Thankfully over its lifetime, our colleagues around the world have taken documentation photos and labelled the scenery to know which pieces attach to what. We likened the build process to assembling a large jigsaw puzzle with no edge pieces. This means a lot more time sorting through everything to find the part you need next. Where a set of this scale would normally take us about 4-8 hours to assemble the first time, this took us about three days.
With all the different media involved, is it a demanding show to run?
Actually, after assembly the show is quite straightforward, with video being the most complicated part. The original video for this piece was more like a character in the show, with the designer and operator adapting to the varying tempi and cast’s gestures, rather than a rigid cued playlist. Again, with the evolution of the work, we’ll be striving to keep the process manageable by our crew here at the FSC – maintaining original intentions of each moment, but within the confines of our playback system.
This looks like a tough set for the cast to negotiate.
It is. Particularly tough. Given the shape of this set with all of its rakes(slanted floors), levels, duckboard and steps, it’s imperative the cast have the time on the set to safely learn how to navigate the “Island” – with extra precautions in place at first, before we take the training wheels off.
Kentridge talks about about how charcoal changed his way of working – the capacity for endless erasures: draw, capture, erase, add, repeat. Does he make opera the way he uses charcoal?
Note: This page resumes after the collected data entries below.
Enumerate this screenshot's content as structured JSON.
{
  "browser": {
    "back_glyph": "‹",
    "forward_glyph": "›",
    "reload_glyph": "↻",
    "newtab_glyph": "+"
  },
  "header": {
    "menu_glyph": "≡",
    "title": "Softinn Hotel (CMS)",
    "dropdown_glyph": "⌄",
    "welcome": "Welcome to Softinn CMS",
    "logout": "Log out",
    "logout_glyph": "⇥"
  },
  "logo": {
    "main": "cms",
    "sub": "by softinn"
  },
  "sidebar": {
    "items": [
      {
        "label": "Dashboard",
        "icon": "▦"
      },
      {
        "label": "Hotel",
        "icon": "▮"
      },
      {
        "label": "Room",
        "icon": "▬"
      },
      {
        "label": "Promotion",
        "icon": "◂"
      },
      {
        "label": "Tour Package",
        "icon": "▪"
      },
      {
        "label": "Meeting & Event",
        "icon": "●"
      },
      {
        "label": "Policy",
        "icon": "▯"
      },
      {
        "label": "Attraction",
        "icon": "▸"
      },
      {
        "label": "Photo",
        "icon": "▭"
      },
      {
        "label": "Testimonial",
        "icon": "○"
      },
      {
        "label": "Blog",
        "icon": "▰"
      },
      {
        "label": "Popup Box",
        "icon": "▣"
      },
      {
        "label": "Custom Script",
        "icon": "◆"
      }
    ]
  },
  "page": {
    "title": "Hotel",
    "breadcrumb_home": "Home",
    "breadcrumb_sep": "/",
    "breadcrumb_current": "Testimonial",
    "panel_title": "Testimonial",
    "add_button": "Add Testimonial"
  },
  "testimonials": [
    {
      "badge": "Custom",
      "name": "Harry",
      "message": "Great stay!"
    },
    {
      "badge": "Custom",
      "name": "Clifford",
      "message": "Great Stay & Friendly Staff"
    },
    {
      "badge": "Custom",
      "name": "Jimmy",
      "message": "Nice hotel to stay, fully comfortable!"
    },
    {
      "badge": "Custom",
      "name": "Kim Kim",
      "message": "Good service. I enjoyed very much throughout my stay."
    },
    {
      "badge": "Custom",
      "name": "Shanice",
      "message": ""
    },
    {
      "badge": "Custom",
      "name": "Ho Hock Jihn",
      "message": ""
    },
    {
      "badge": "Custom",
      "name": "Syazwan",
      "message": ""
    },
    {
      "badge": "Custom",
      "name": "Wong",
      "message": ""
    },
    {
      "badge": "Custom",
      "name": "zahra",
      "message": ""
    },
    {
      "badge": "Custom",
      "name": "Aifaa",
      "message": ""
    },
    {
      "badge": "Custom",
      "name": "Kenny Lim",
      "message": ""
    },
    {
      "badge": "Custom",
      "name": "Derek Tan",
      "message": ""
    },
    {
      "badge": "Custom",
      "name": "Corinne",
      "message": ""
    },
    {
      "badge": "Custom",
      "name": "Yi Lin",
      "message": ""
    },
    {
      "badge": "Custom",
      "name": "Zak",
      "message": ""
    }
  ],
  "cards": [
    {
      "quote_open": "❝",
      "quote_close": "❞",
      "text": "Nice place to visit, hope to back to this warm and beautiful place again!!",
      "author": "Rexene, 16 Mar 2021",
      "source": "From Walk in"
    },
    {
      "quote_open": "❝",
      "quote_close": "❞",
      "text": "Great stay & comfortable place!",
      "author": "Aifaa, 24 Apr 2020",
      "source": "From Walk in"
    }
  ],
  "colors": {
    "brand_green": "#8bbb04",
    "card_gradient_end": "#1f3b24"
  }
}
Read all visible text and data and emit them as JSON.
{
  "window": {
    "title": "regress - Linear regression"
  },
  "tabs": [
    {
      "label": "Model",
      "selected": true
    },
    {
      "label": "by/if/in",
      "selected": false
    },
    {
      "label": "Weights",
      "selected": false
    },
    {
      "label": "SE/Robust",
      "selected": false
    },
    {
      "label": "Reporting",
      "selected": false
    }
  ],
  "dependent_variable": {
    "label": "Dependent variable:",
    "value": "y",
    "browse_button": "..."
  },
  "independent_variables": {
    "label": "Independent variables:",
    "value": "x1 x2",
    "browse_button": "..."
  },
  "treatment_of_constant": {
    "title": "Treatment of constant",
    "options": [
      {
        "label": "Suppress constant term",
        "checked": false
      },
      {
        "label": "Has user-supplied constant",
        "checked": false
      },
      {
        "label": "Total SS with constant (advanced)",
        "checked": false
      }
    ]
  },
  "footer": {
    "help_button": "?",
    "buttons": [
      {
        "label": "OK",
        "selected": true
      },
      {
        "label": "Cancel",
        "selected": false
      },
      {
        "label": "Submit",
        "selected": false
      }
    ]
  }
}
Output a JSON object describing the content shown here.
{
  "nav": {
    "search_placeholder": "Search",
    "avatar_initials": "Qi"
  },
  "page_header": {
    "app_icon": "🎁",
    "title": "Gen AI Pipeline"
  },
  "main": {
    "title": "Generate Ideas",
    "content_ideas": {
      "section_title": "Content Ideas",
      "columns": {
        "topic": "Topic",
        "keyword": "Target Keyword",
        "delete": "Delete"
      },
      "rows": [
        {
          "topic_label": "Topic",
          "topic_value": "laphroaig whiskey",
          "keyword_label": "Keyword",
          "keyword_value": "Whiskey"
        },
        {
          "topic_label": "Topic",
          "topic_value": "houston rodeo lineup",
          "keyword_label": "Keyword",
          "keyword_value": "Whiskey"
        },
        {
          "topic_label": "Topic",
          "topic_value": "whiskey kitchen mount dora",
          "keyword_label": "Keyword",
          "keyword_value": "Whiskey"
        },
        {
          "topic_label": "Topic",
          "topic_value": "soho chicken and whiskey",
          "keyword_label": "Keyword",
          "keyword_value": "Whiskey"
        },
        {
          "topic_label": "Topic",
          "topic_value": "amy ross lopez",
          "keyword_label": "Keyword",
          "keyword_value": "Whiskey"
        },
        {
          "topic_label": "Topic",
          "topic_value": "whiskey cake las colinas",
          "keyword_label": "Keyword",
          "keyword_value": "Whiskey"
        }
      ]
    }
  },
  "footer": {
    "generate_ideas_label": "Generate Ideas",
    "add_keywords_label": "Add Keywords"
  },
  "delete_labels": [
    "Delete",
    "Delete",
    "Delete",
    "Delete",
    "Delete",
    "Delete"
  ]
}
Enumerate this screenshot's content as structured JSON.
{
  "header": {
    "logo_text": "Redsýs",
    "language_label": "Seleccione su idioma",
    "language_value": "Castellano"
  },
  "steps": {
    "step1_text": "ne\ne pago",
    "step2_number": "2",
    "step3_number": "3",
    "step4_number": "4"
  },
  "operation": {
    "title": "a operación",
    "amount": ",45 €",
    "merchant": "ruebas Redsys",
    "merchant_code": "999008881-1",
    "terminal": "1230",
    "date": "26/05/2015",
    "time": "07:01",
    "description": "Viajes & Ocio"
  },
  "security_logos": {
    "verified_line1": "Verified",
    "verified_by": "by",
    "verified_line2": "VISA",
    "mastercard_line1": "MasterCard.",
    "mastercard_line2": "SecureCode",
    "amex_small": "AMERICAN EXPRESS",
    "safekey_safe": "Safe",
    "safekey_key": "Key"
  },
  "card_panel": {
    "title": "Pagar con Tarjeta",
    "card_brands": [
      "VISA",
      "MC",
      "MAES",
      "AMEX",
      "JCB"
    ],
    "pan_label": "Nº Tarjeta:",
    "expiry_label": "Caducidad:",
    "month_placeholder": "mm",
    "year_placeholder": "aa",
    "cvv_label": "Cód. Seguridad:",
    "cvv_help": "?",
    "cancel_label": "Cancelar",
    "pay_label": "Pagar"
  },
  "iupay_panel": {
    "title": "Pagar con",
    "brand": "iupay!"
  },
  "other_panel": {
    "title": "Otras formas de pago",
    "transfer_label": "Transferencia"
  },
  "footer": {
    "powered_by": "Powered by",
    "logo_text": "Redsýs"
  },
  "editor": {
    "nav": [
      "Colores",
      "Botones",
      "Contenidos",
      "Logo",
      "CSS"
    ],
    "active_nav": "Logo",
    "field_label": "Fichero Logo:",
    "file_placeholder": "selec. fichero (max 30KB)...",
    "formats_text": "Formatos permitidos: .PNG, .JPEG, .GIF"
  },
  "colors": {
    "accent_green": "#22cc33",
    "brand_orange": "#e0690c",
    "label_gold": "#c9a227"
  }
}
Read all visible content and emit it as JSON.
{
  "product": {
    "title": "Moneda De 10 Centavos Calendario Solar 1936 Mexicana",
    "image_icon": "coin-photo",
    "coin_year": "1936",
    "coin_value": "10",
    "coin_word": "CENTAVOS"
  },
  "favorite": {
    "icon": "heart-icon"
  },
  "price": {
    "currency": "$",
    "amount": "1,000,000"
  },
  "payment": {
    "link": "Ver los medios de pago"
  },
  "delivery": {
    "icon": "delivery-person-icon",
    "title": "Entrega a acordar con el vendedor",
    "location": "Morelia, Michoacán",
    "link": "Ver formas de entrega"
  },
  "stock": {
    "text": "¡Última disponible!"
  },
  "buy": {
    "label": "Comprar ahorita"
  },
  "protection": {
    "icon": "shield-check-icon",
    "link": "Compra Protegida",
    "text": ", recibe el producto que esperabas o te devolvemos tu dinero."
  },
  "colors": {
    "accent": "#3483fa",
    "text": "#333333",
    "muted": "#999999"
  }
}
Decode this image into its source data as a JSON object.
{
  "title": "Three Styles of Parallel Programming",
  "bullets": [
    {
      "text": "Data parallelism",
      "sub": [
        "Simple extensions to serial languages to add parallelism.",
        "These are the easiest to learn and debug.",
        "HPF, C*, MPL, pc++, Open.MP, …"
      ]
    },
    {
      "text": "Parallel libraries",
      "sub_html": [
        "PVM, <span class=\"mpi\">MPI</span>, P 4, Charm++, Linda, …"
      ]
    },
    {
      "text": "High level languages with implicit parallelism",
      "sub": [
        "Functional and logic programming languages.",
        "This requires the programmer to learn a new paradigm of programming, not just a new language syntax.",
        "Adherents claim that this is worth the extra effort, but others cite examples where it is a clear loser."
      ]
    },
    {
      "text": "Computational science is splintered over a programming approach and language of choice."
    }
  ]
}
Yes. I think that plays out clearly in the projections. Separate from the “Island” is what is sometimes called the “Landscape”, the large rear screen. This gives him the ability to flash through several of his drawings throughout the show to match with each scene. The structure of Wozzeck in particular lends itself to that idea as it’s a series of separate scenes, not a flowing journey, almost like pages in a sketch book. Not to mention, slightly transposing the time to WW1; the grit, dust and smudging of charcoal clearly lends itself to imagery we see of that time. Such a blunt, dark medium, strongly evoking the destruction of a Passchendaele or Sommes battlescape.